“The power of women is truly enormous, but we need to cooperate more. Our world needs the voices of women,” urged Mairead Maguire, Nobel Peace Prize winner from Northern Ireland, to an audience of women’s peace activists at the Maison de la Paix in Geneva.
On January 21st 2014, women from across the globe gathered at the Geneva Graduate Institute to discuss women’s role as peacemakers both in Syria and beyond. Prompted by the exclusion of Syrian women from the Geneva II peace talks, this Peace Summit addressed the seemingly universal barriers that women encounter as peacemakers and how they can overcome them. One of the themes of the day, which appeared in many of the women’s testimonies and stories, was the need for collaboration of women across political and ethnic boundaries, the need for a united coalition of women for peace.
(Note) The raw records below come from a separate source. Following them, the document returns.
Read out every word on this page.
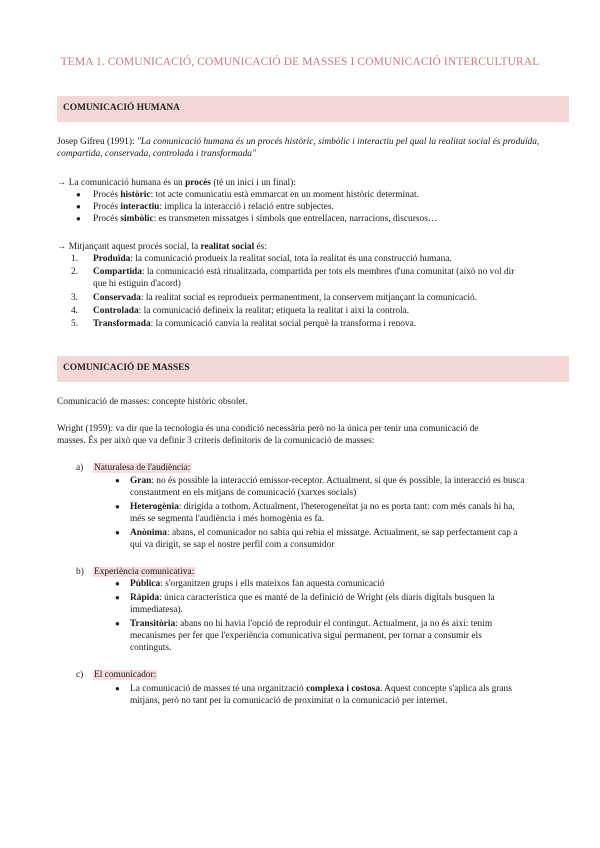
TEMA 1. COMUNICACIÓ, COMUNICACIÓ DE MASSES I COMUNICACIÓ INTERCULTURAL
COMUNICACIÓ HUMANA
Josep Gifreu (1991): "La comunicació humana és un procés històric, simbòlic i interactiu pel qual la realitat social és produïda,
compartida, conservada, controlada i transformada"
→ La comunicació humana és un procés (té un inici i un final):
● Procés històric: tot acte comunicatiu està emmarcat en un moment històric determinat.
● Procés interactiu: implica la interacció i relació entre subjectes.
● Procés simbòlic: es transmeten missatges i símbols que entrellacen, narracions, discursos…
→ Mitjançant aquest procés social, la realitat social és:
1. Produïda: la comunicació produeix la realitat social, tota la realitat és una construcció humana.
2. Compartida: la comunicació està ritualitzada, compartida per tots els membres d'una comunitat (això no vol dir
que hi estiguin d'acord)
3. Conservada: la realitat social es reprodueix permanentment, la conservem mitjançant la comunicació.
4. Controlada: la comunicació defineix la realitat; etiqueta la realitat i així la controla.
5. Transformada: la comunicació canvia la realitat social perquè la transforma i renova.
COMUNICACIÓ DE MASSES
Comunicació de masses: concepte històric obsolet.
Wright (1959): va dir que la tecnologia és una condició necessària però no la única per tenir una comunicació de
masses. És per això que va definir 3 criteris definitoris de la comunicació de masses:
a) Naturalesa de l'audiència:
● Gran: no és possible la interacció emissor-receptor. Actualment, sí que és possible, la interacció es busca
constantment en els mitjans de comunicació (xarxes socials)
● Heterogènia: dirigida a tothom. Actualment, l'heterogeneïtat ja no es porta tant: com més canals hi ha,
més se segmenta l'audiència i més homogènia es fa.
● Anònima: abans, el comunicador no sabia qui rebia el missatge. Actualment, se sap perfectament cap a
qui va dirigit, se sap el nostre perfil com a consumidor
b) Experiència comunicativa:
● Pública: s'organitzen grups i ells mateixos fan aquesta comunicació
● Ràpida: única característica que es manté de la definició de Wright (els diaris digitals busquen la
immediatesa).
● Transitòria: abans no hi havia l'opció de reproduir el contingut. Actualment, ja no és així: tenim
mecanismes per fer que l'experiència comunicativa sigui permanent, per tornar a consumir els
continguts.
c) El comunicador:
● La comunicació de masses té una organització complexa i costosa. Aquest concepte s'aplica als grans
mitjans, però no tant per la comunicació de proximitat o la comunicació per internet.
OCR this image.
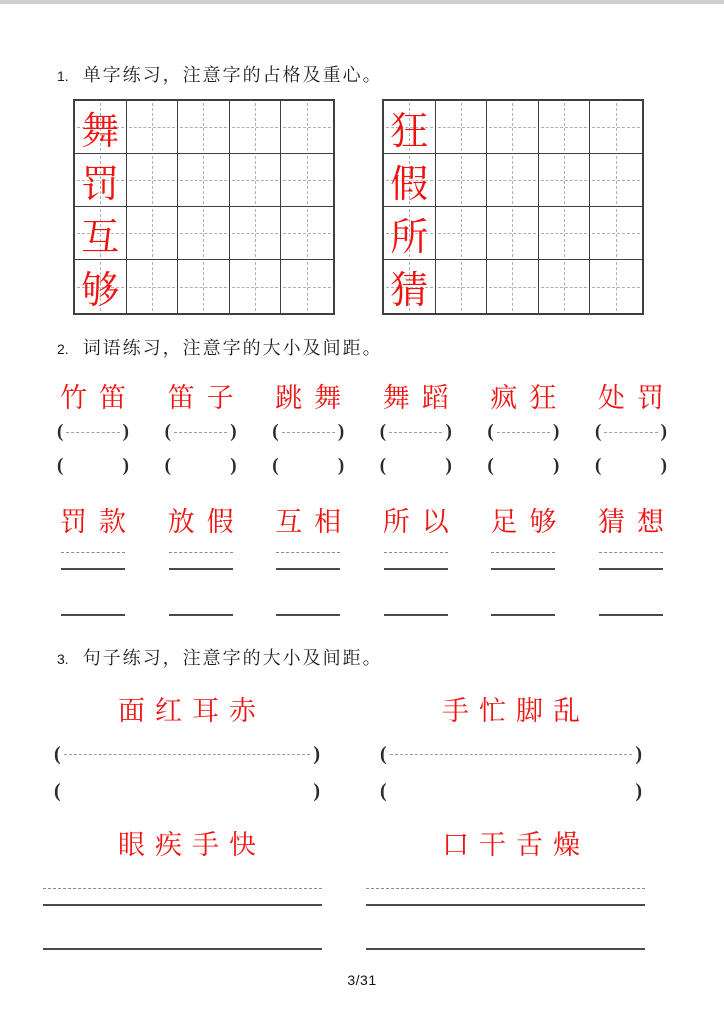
1. 单字练习，注意字的占格及重心。
舞
罚
互
够
狂
假
所
猜
2. 词语练习，注意字的大小及间距。
竹笛 笛子 跳舞 舞蹈 疯狂 处罚
(	) (	) (	) (	) (	) (	)
(	) (	) (	) (	) (	) (	)
罚款 放假 互相 所以 足够 猜想
3. 句子练习，注意字的大小及间距。
面红耳赤	手忙脚乱
(	)	(	)
(	)	(	)
眼疾手快	口干舌燥
3/31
Rim Turkmani, the founder of Madani, an NGO that supports the role of Syrian civil society in the peacebuilding of Syria, put it succinctly when she reminded the audience that, unfortunately, “Not all women are a voice for peace,” instead, she stressed that “Women are a power for peace” especially “women working from a civil society perspective.”
Intervention by the International Community
Among the women present there was a general consensus that while Syria may need help, foreign States needed to stop funding and militarizing the warring factions in Syria. Shirin Ebadi, a Nobel Peace Prize Laureate and human rights activist from Iran, gave a keynote address during the middle of the conference. During her speech Ebadi apologized for the interference of Iran and argued, “Syria belongs to the Syrians. Iran should leave Syria.” Ebadi also addressed the men in Syria and urged, “So for once, listen to your sister, put down your guns. Dry your tears.”
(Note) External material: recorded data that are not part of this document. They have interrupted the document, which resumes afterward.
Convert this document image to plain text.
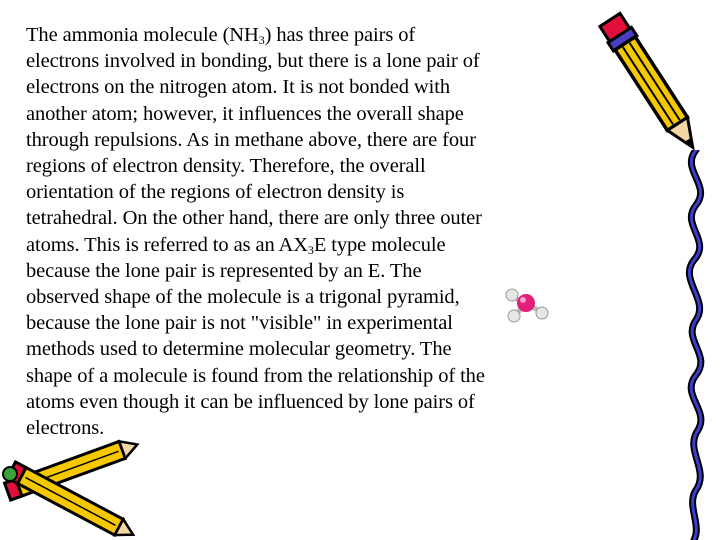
The ammonia molecule $(NH_3)$ has three pairs of
electrons involved in bonding, but there is a lone pair of
electrons on the nitrogen atom. It is not bonded with
another atom; however, it influences the overall shape
through repulsions. As in methane above, there are four
regions of electron density. Therefore, the overall
orientation of the regions of electron density is
tetrahedral. On the other hand, there are only three outer
atoms. This is referred to as an $AX_3E$ type molecule
because the lone pair is represented by an E. The
observed shape of the molecule is a trigonal pyramid,
because the lone pair is not "visible" in experimental
methods used to determine molecular geometry. The
shape of a molecule is found from the relationship of the
atoms even though it can be influenced by lone pairs of
electrons.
However, it was strongly suggested in the peace summit that the international community should provide support for mediation and monitoring of local peace processes. Rim Turkmani told the audience that in Syria, “we’ve seen so many local peace deals fall apart because there was no one to monitor.”
Finding a Way Forward
Excluded from the formal peace negotiations, the Syrian women civil society present at the peace summit continue to struggle to find an alternate path to participate in the international peace processes of their country.
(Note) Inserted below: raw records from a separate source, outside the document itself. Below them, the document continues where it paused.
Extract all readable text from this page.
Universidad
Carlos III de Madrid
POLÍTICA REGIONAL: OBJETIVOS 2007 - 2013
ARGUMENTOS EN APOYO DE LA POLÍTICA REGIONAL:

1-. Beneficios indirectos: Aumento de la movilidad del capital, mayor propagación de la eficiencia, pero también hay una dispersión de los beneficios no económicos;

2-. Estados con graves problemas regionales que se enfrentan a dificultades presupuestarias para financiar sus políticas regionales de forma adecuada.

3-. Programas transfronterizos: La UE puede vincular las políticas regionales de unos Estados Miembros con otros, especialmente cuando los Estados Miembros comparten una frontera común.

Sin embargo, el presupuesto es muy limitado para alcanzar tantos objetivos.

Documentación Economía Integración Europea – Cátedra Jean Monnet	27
It became clear that although the UN could block them from Geneva II, the women would return to continue brokering and maintaining the peace at the local, community level in Syria. Caroline Ayoub, a Syrian activist who fled the country after imprisonment and later co-founded Souriali radio station, conveyed to the room that Syrian women can be a powerful force on the local level. She said, “The women played a very important role in the start of the resistant movement. The girls, women were able to cross the checkpoints, they were able to bring milk to families, and go to besieged places. They were able to transport people for treatment, they were an organised group.”
Even Lakhdar Brahimi, the UN’s Special Envoy to Syria, has indicated that the Syrian women civil society are a more organised force than the current opposition party. It is truly a lost opportunity then, that one of the most organised and powerful links to the local communities will not be present at the formal peace talks.
Ann Patterson, an activist from Northern Ireland, confided to WILPF after the peace summit, women in difficult situations rise to the challenges life presents. “It is ordinary women, who are doing extraordinary things,” she said with a bit of awe.
The peace summit demonstrated to all present that the Syrian women and civil society are currently doing, and will continue to do, extraordinary things for peace to arrive in Syria.